Rasûlullâh sallallâhü aleyhi ve sellem kefaret tutmasını emrettiği bir insan şöyle demiş:' ‘Hakkın niteliğiyle nasıl nitelenirim, çünkü oruç Hakka aittir.’ Bunun üzerine şöyle demiştir: ‘Oruçtan mı bana geldi?’ Bunun üzerine pey­gamber gülmüştür. Öyleyse peygamberin gülmesi, işin basitliğine de­lildir. Bedevi bunun farkında olmasa da peygamber söylediği sözü Allah Teâlâ’nın söylettiğini anlamıştı. Adeta peygamber kendisine şöyle demişti: ‘Oruç tutarak kefaretini öde!’ Yani, Hakk ol. Bedevi şöyle konuşturul­du: ‘Haktan geldi bu bana.’ Çünkü ben Hakk olduğumda, Hakk yüküm­lü tutulamayacağı için, yükümlülük benden kalkar. Öyleyse neden beni Hakk olarak bırakıyorsun? Beni kulluğa indir ve bana kefareti -ki ört­mek demektirfarz kıl. Başka bir ifadeyle, bana (karşı) benimle asi ol­duğunu hatırlama.

Bu nedenle bedevi, peygambere şöyle demiştir: ‘Benden yoksul olduğu için mi onu veriyorsun? Bu bölgede benden daha yoksulu yok ki.’ Böylelikle tam yoksulluğu kendisine izafe etmiştir. Çünkü o, efen­diliğinden kulluğa dönmüştür. Çünkü zengin olup da sonra fakirleşen kimsedeki gibi yoksulluk insanda bir üzüntüye neden olmaz. Zengin­likten sonra yoksullaşan insanın üzüntüsü ve çektiği hasret daha fazla­dır. Böyle bir insan, hür iken esir edilen kimsenin durumuna benzer. Bu nedenle, hürriyetten esarete düştüğü için, köleleşmenin acısını du­yar.                      '

Hükümdar iken köle olan insan Helak olmuştur ve parçalanarak ölmüştür

Asıl bakımından köle olan insan ise bu acıyı duymaz. Bu nedenle bedevi ‘bu bölgede benden daha yoksulu yoktur’ demiştir. Allah Teâlâ far­kında olmaksızın bunu ona söyletmiştir. Böylece, ‘Oruçtan mı bu bana geldi’ sözüne uygun düşmüştür.

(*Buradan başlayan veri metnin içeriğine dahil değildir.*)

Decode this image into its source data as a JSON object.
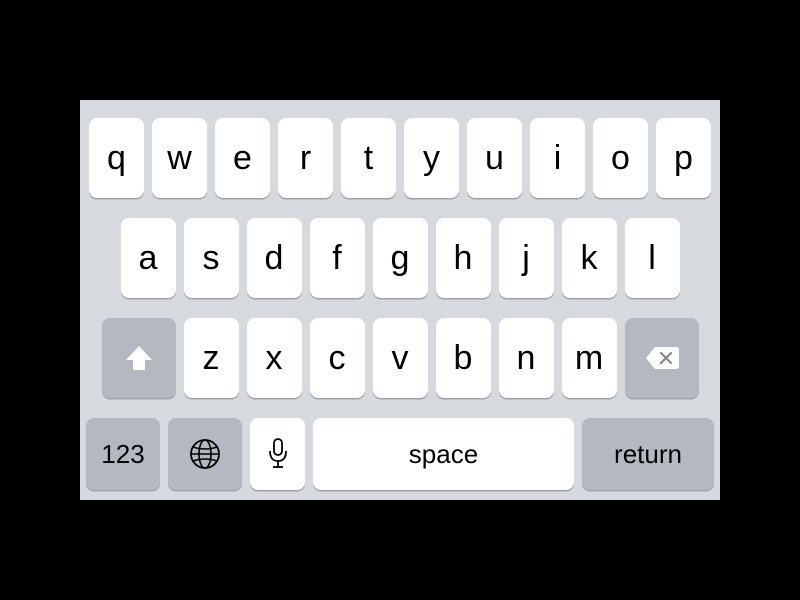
{
  "keyboard": {
    "row1": [
      "q",
      "w",
      "e",
      "r",
      "t",
      "y",
      "u",
      "i",
      "o",
      "p"
    ],
    "row2": [
      "a",
      "s",
      "d",
      "f",
      "g",
      "h",
      "j",
      "k",
      "l"
    ],
    "row3": [
      "z",
      "x",
      "c",
      "v",
      "b",
      "n",
      "m"
    ],
    "numbers_label": "123",
    "space_label": "space",
    "return_label": "return"
  }
}
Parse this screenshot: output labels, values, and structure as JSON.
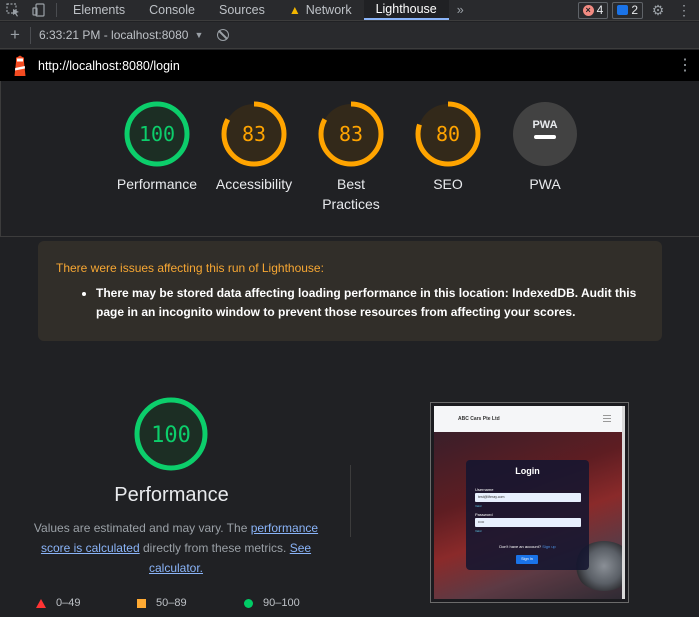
{
  "devtools": {
    "tabs": [
      "Elements",
      "Console",
      "Sources",
      "Network",
      "Lighthouse"
    ],
    "active_tab": "Lighthouse",
    "network_warning_icon": "warning-triangle-icon",
    "error_count": "4",
    "message_count": "2"
  },
  "toolbar": {
    "report_selector": "6:33:21 PM - localhost:8080"
  },
  "urlbar": {
    "url": "http://localhost:8080/login"
  },
  "scores": [
    {
      "label": "Performance",
      "score": 100,
      "color": "#0cce6b"
    },
    {
      "label": "Accessibility",
      "score": 83,
      "color": "#ffa400"
    },
    {
      "label": "Best\nPractices",
      "score": 83,
      "color": "#ffa400"
    },
    {
      "label": "SEO",
      "score": 80,
      "color": "#ffa400"
    },
    {
      "label": "PWA",
      "score": null,
      "color": "#9aa0a6"
    }
  ],
  "pwa_badge_text": "PWA",
  "warning": {
    "title": "There were issues affecting this run of Lighthouse:",
    "item": "There may be stored data affecting loading performance in this location: IndexedDB. Audit this page in an incognito window to prevent those resources from affecting your scores."
  },
  "performance": {
    "score": 100,
    "title": "Performance",
    "desc_prefix": "Values are estimated and may vary. The ",
    "desc_link1": "performance score is calculated",
    "desc_middle": " directly from these metrics. ",
    "desc_link2": "See calculator."
  },
  "legend": [
    {
      "shape": "triangle",
      "range": "0–49",
      "color": "#ff3333"
    },
    {
      "shape": "square",
      "range": "50–89",
      "color": "#ffaa33"
    },
    {
      "shape": "circle",
      "range": "90–100",
      "color": "#00cc66"
    }
  ],
  "thumbnail": {
    "brand": "ABC Cars Pte Ltd",
    "login_title": "Login",
    "username_label": "Username",
    "username_value": "test@liferay.com",
    "username_help": "Valid",
    "password_label": "Password",
    "password_value": "•••••",
    "password_help": "Valid",
    "no_account": "Don't have an account?",
    "sign_up": "Sign up",
    "sign_in": "Sign In"
  }
}
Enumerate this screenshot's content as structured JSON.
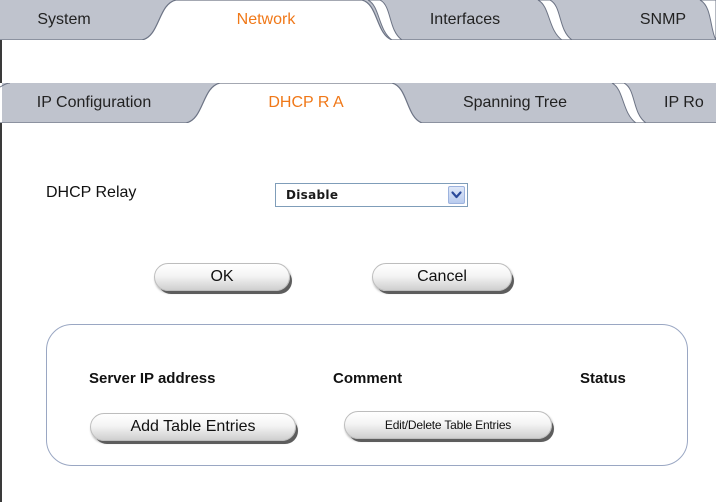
{
  "top_tabs": [
    {
      "label": "System",
      "active": false
    },
    {
      "label": "Network",
      "active": true
    },
    {
      "label": "Interfaces",
      "active": false
    },
    {
      "label": "SNMP",
      "active": false
    }
  ],
  "sub_tabs": [
    {
      "label": "IP Configuration",
      "active": false
    },
    {
      "label": "DHCP R A",
      "active": true
    },
    {
      "label": "Spanning Tree",
      "active": false
    },
    {
      "label": "IP Ro",
      "active": false
    }
  ],
  "dhcp_relay": {
    "label": "DHCP Relay",
    "selected": "Disable"
  },
  "buttons": {
    "ok": "OK",
    "cancel": "Cancel"
  },
  "table": {
    "columns": [
      "Server IP address",
      "Comment",
      "Status"
    ],
    "add_label": "Add Table Entries",
    "edit_label": "Edit/Delete Table Entries"
  },
  "colors": {
    "active_tab_text": "#f07818",
    "inactive_tab_fill": "#bfc3cd",
    "tab_line": "#6d7485"
  }
}
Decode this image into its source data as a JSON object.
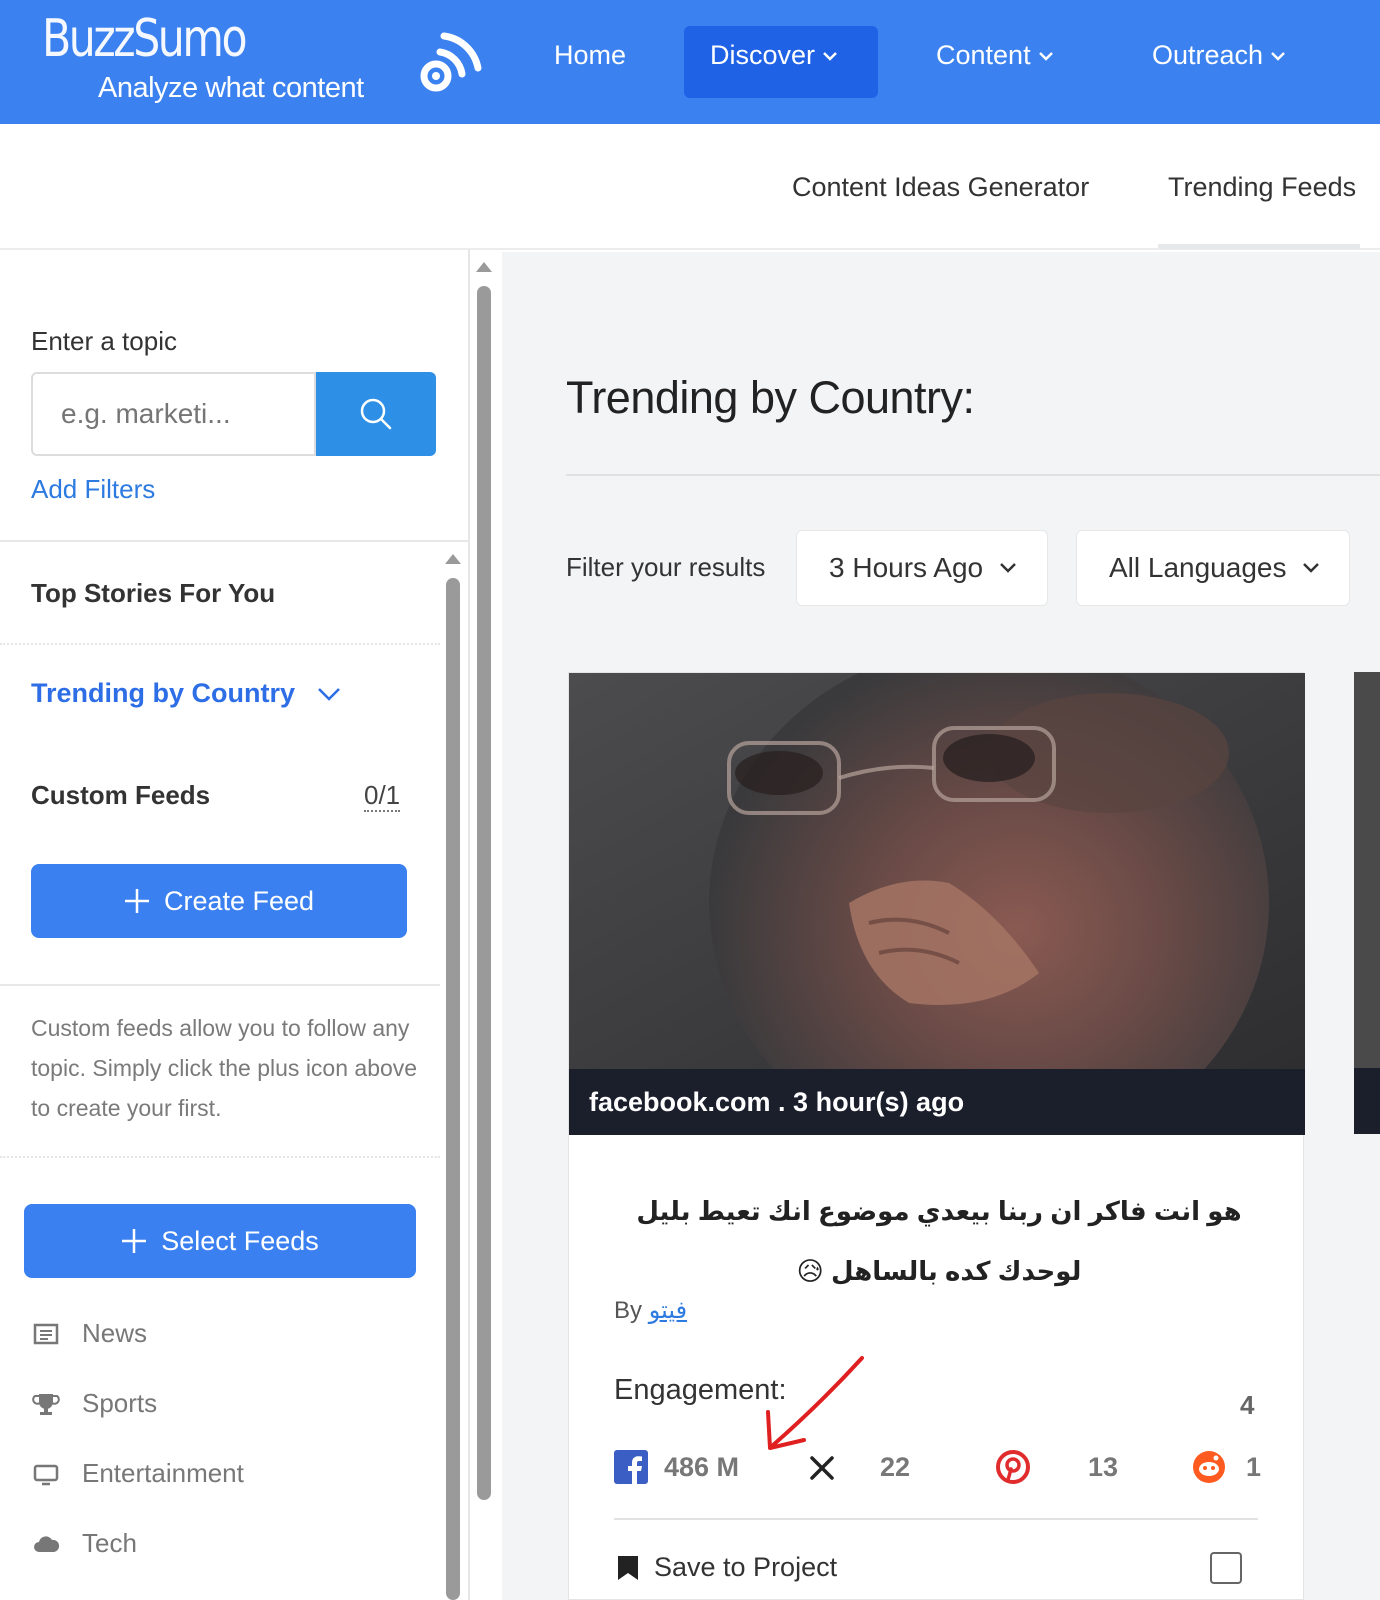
{
  "brand": {
    "name": "BuzzSumo",
    "tagline": "Analyze what content"
  },
  "nav": [
    {
      "label": "Home",
      "dropdown": false
    },
    {
      "label": "Discover",
      "dropdown": true,
      "active": true
    },
    {
      "label": "Content",
      "dropdown": true
    },
    {
      "label": "Outreach",
      "dropdown": true
    }
  ],
  "subnav": [
    {
      "label": "Content Ideas Generator"
    },
    {
      "label": "Trending Feeds",
      "active": true
    }
  ],
  "sidebar": {
    "topic_label": "Enter a topic",
    "search_placeholder": "e.g. marketi...",
    "add_filters": "Add Filters",
    "top_stories": "Top Stories For You",
    "trending_by_country": "Trending by Country",
    "custom_feeds": "Custom Feeds",
    "custom_feeds_count": "0/1",
    "create_feed": "Create Feed",
    "help_text": "Custom feeds allow you to follow any topic. Simply click the plus icon above to create your first.",
    "select_feeds": "Select Feeds",
    "categories": [
      {
        "label": "News",
        "icon": "newspaper-icon"
      },
      {
        "label": "Sports",
        "icon": "trophy-icon"
      },
      {
        "label": "Entertainment",
        "icon": "monitor-icon"
      },
      {
        "label": "Tech",
        "icon": "cloud-icon"
      }
    ]
  },
  "main": {
    "title": "Trending by Country:",
    "filter_label": "Filter your results",
    "time_filter": "3 Hours Ago",
    "language_filter": "All Languages"
  },
  "card": {
    "source": "facebook.com . 3 hour(s) ago",
    "title": "هو انت فاكر ان ربنا بيعدي موضوع انك تعيط بليل لوحدك كده بالساهل 😥",
    "by_label": "By",
    "author": "فيتو",
    "engagement_label": "Engagement:",
    "engagement_total": "4",
    "metrics": {
      "facebook": "486 M",
      "x": "22",
      "pinterest": "13",
      "reddit": "1"
    },
    "save_label": "Save to Project"
  },
  "colors": {
    "primary": "#3b82f0",
    "active_nav": "#1f62e6",
    "search_button": "#2d8fe6",
    "link": "#2d7ae0",
    "annotation": "#e02020"
  }
}
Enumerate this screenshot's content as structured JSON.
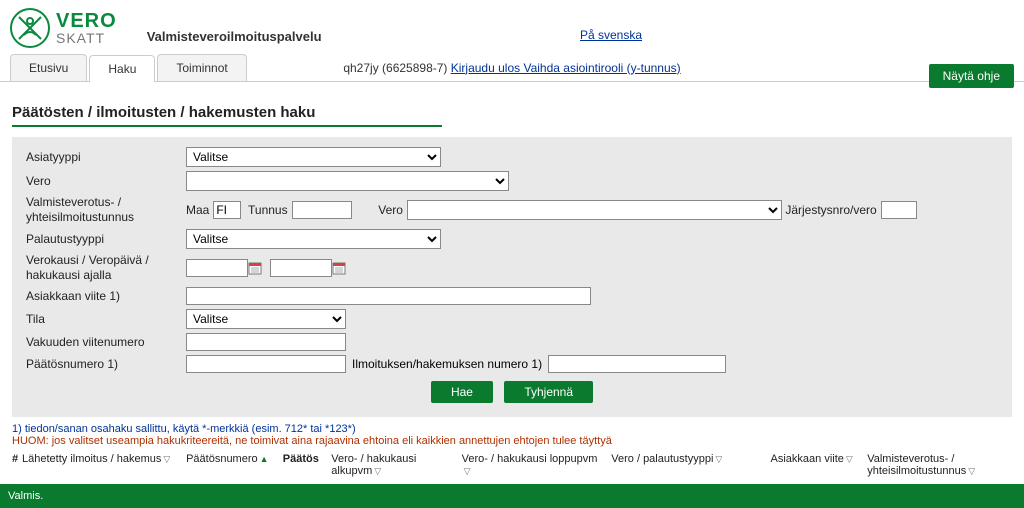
{
  "logo": {
    "vero": "VERO",
    "skatt": "SKATT"
  },
  "service_title": "Valmisteveroilmoituspalvelu",
  "lang_link": "På svenska",
  "tabs": [
    "Etusivu",
    "Haku",
    "Toiminnot"
  ],
  "user_str": "qh27jy (6625898-7) ",
  "logout_link": "Kirjaudu ulos Vaihda asiointirooli (y-tunnus)",
  "show_help": "Näytä ohje",
  "page_title": "Päätösten / ilmoitusten / hakemusten haku",
  "labels": {
    "asiatyyppi": "Asiatyyppi",
    "vero": "Vero",
    "valmiste": "Valmisteverotus- / yhteisilmoitustunnus",
    "palautus": "Palautustyyppi",
    "verokausi": "Verokausi / Veropäivä / hakukausi ajalla",
    "asiakkaan_viite": "Asiakkaan viite 1)",
    "tila": "Tila",
    "vakuuden": "Vakuuden viitenumero",
    "paatosnum": "Päätösnumero 1)",
    "maa": "Maa",
    "tunnus": "Tunnus",
    "vero_sub": "Vero",
    "jarjestys": "Järjestysnro/vero",
    "ilmoitus_num": "Ilmoituksen/hakemuksen numero 1)"
  },
  "select_placeholder": "Valitse",
  "maa_value": "FI",
  "btn_hae": "Hae",
  "btn_tyhjenna": "Tyhjennä",
  "hint": "1) tiedon/sanan osahaku sallittu, käytä *-merkkiä (esim. 712* tai *123*)",
  "note": "HUOM: jos valitset useampia hakukriteereitä, ne toimivat aina rajaavina ehtoina eli kaikkien annettujen ehtojen tulee täyttyä",
  "cols": {
    "hash": "#",
    "lahetetty": "Lähetetty ilmoitus / hakemus",
    "paatosnum": "Päätösnumero",
    "paatos": "Päätös",
    "alkupvm": "Vero- / hakukausi alkupvm",
    "loppupvm": "Vero- / hakukausi loppupvm",
    "veropal": "Vero / palautustyyppi",
    "viite": "Asiakkaan viite",
    "valmiste": "Valmisteverotus- / yhteisilmoitustunnus"
  },
  "footer": "Valmis."
}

Farkında olmadıkları yönden bu hakikatleri kullarında icra edişin­de Allah Teâlâ’nın hikmetine bakınız! Gerçekte konuşan Allah Teâlâ’dır, onlar değil. Böyle yapan birisinin ödemesi gereken kefaretin (bâtınî yorumu) bu­dur. Hamd Allah Teâlâ’yadır. Bu meselede zikrettiğimiz bütün sözler -iyice düşünürsenbu kısma girer. Dolayısıyla sözü uzatmak tekrar gibi ola­cağı için gereksizdir. Gerçi tekrar edilmesi de, ilişki yönleri değişeceği için, zikrettiğimiz hususlara ilave bilgileri içerir. Fakat, meselenin bâtınî yorumunda bu kadarı yeterlidir.

FASIL İÇİNDE VASIL

Kasıtlı Yiyen ve içenin Durumu

Bazı bilginlere göre, böyle bir insan hem kaza tutmalı ve hem de cinsel ilişkide zorunlu kılınan kefareti yerine getirmelidir. Bazı bilginler ise, kefaret gerekmediği görüşündedir. Benim görüşüm şudur: Böyle birine ne kaza ne kefaret gerekmez. Çünkü hiçbir zaman yediği orucu kaza edemez. Bunun yerine, nafile orucundan farz orucunun tamam­lanması için nafileyi artırması gerekir. Çünkü bize göre farzlar, vakit­lerle sınırlıdır. Yükümlü insanın kaşıdı hareketiyle vakti çıktığında, hiçbir şekilde kaza edilemez. Bu durumda, o farza uygun nafilenin artı­rılması gerekir. Hac ise böyle değildir. Hac vakte bağlı olsa bile, ömürde bir defadır. Hacda ‘yapabilme’ şartını dikkate alanlara göre ise, insan ne zaman hac yaparsa o zaman vaktinde yapmış sayılır. İmkân olduğunda geciktirmek ise, insanı günahkâr yapar.

VASIL

Bâtınî Yorum

Yemek ve içmek, insanın hayatının bekasını sağlamak üzere bes­lenmesine vesile olan şeylerdir. Çünkü insanın varlığı kazanılmış oldu­ğu gibi hayatı da kazanılmıştır. Bu sayede, başkası nedeniyle zorunlu olan mümkün, özü gereği zorunlu’dan ayrışır. Oruç kula değil Allah Teâlâ’ya aittir. Dolayısıyla ona ne kefaret ne kaza düşer.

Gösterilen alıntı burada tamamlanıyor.